The rules that define this dynamic equilibrium are the principles of Le Chatelier,
applied to the
physical world, and homeostasis, applied to living systems.
The model of Le Chalelier is the 'candle flame', a chemical system maintained with
a well defined
energy/gas structure despite the constant addition and removal of materials. The principle
enunciated by Le Chatelier himself is:
Every system is in chemical equilibrium, under the influence of a change of any single
one of the
factors of equilibrium, undergoes a transformation in such direction that, if this transformation took
place alone, it would produce a change in the opposite direction of the factor in question.
The factors of equilibrium are temperature, pressure, and electromotive forces corresponding
to
three forms of energy- heat electricity and mechanical energy. The mathematical treatment of
physical systems maintained constantly at or near equilibrium, may be extended to deal with
situations, such as the developing universe, where one or more of the parameters determining such
equilibrium were slowly changing, thus engendering a moving equilibrium.
The principle of homeostasis may be traced to a passage in Herbert Spencer's statement
of
biological 'first principles'.
Among the involved rhythmical changes constituting organic life, any disturbing force
that works an
excess of change in some direction is gradually diminished and finally neutralised by antagonistic
forces, which thereupon work a compensating change in the opposite direction, and so on, after
more or less of oscillation, restore the medium condition.
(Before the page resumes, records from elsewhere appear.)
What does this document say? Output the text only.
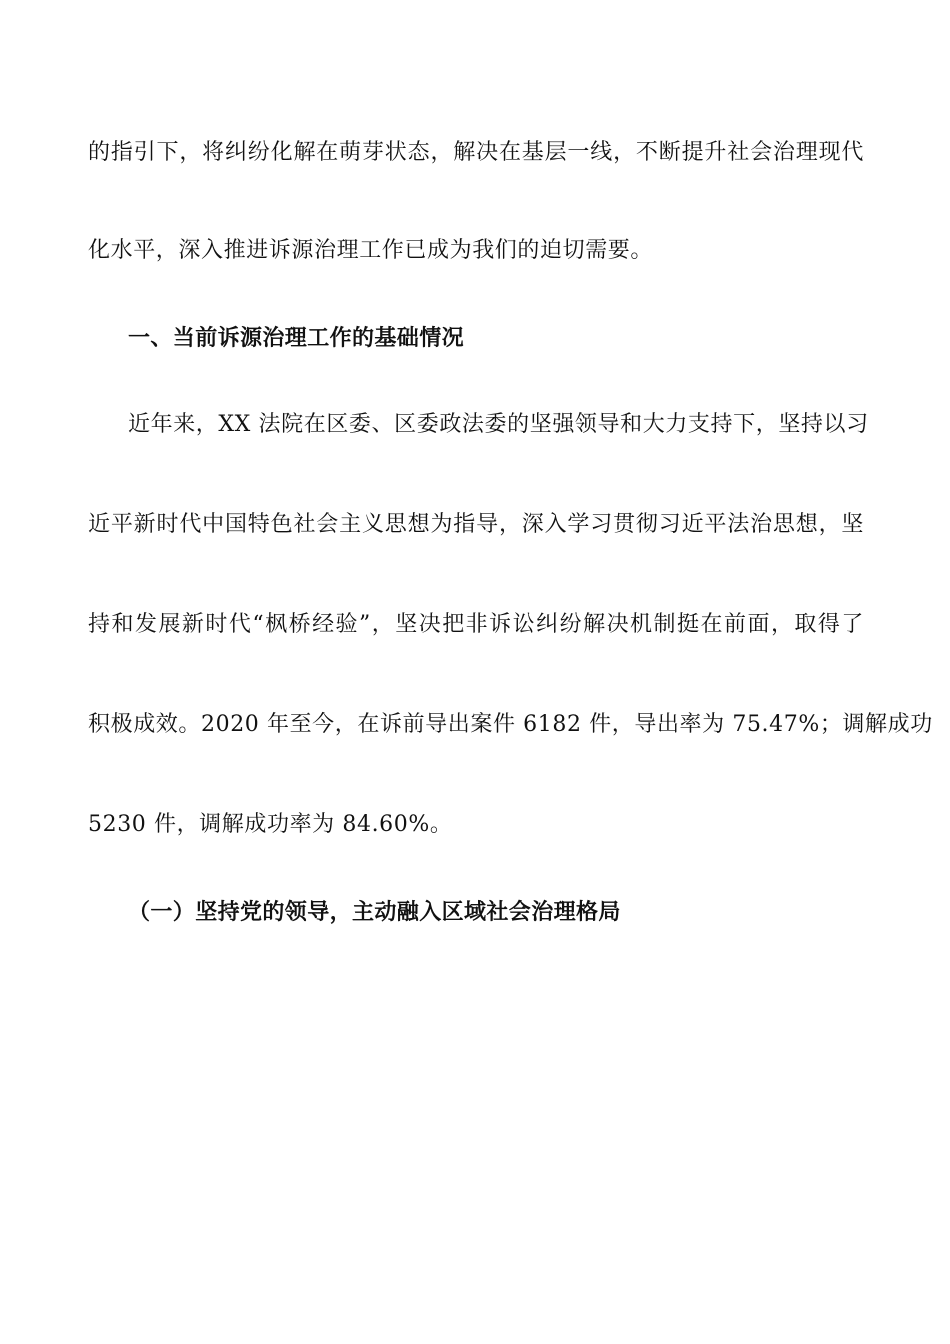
的指引下，将纠纷化解在萌芽状态，解决在基层一线，不断提升社会治理现代
化水平，深入推进诉源治理工作已成为我们的迫切需要。
一、当前诉源治理工作的基础情况
近年来，XX 法院在区委、区委政法委的坚强领导和大力支持下，坚持以习
近平新时代中国特色社会主义思想为指导，深入学习贯彻习近平法治思想，坚
持和发展新时代“枫桥经验”，坚决把非诉讼纠纷解决机制挺在前面，取得了
积极成效。2020 年至今，在诉前导出案件 6182 件，导出率为 75.47%；调解成功
5230 件，调解成功率为 84.60%。
（一）坚持党的领导，主动融入区域社会治理格局
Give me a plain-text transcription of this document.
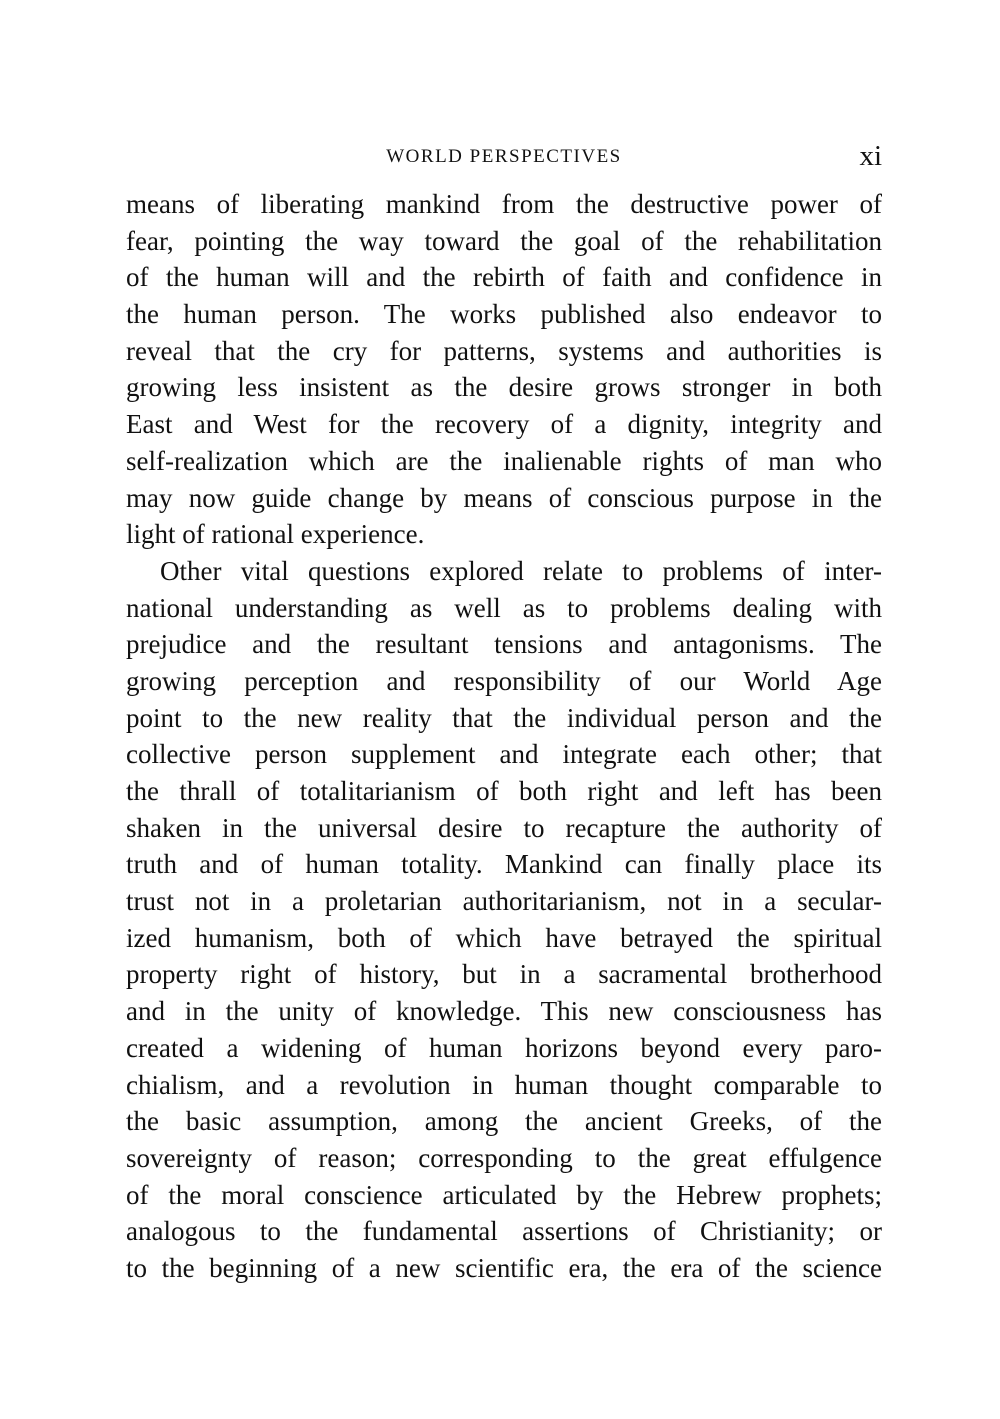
WORLD PERSPECTIVES	xi
means of liberating mankind from the destructive power of
fear, pointing the way toward the goal of the rehabilitation
of the human will and the rebirth of faith and confidence in
the human person. The works published also endeavor to
reveal that the cry for patterns, systems and authorities is
growing less insistent as the desire grows stronger in both
East and West for the recovery of a dignity, integrity and
self-realization which are the inalienable rights of man who
may now guide change by means of conscious purpose in the
light of rational experience.
Other vital questions explored relate to problems of inter-
national understanding as well as to problems dealing with
prejudice and the resultant tensions and antagonisms. The
growing perception and responsibility of our World Age
point to the new reality that the individual person and the
collective person supplement and integrate each other; that
the thrall of totalitarianism of both right and left has been
shaken in the universal desire to recapture the authority of
truth and of human totality. Mankind can finally place its
trust not in a proletarian authoritarianism, not in a secular-
ized humanism, both of which have betrayed the spiritual
property right of history, but in a sacramental brotherhood
and in the unity of knowledge. This new consciousness has
created a widening of human horizons beyond every paro-
chialism, and a revolution in human thought comparable to
the basic assumption, among the ancient Greeks, of the
sovereignty of reason; corresponding to the great effulgence
of the moral conscience articulated by the Hebrew prophets;
analogous to the fundamental assertions of Christianity; or
to the beginning of a new scientific era, the era of the science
This is a conclusion which we may safely
draw without knowing the special rearrangement that affect the equilibration: If we see that a
different mode of life is followed after a period of functional derangement by some altered condition
of the system- if we see that this altered condition. becoming by and by established, continues
without further change, we have no alternative but to say that the new forces brought to bear on the
system have been compensated by the opposing forces they have evoked.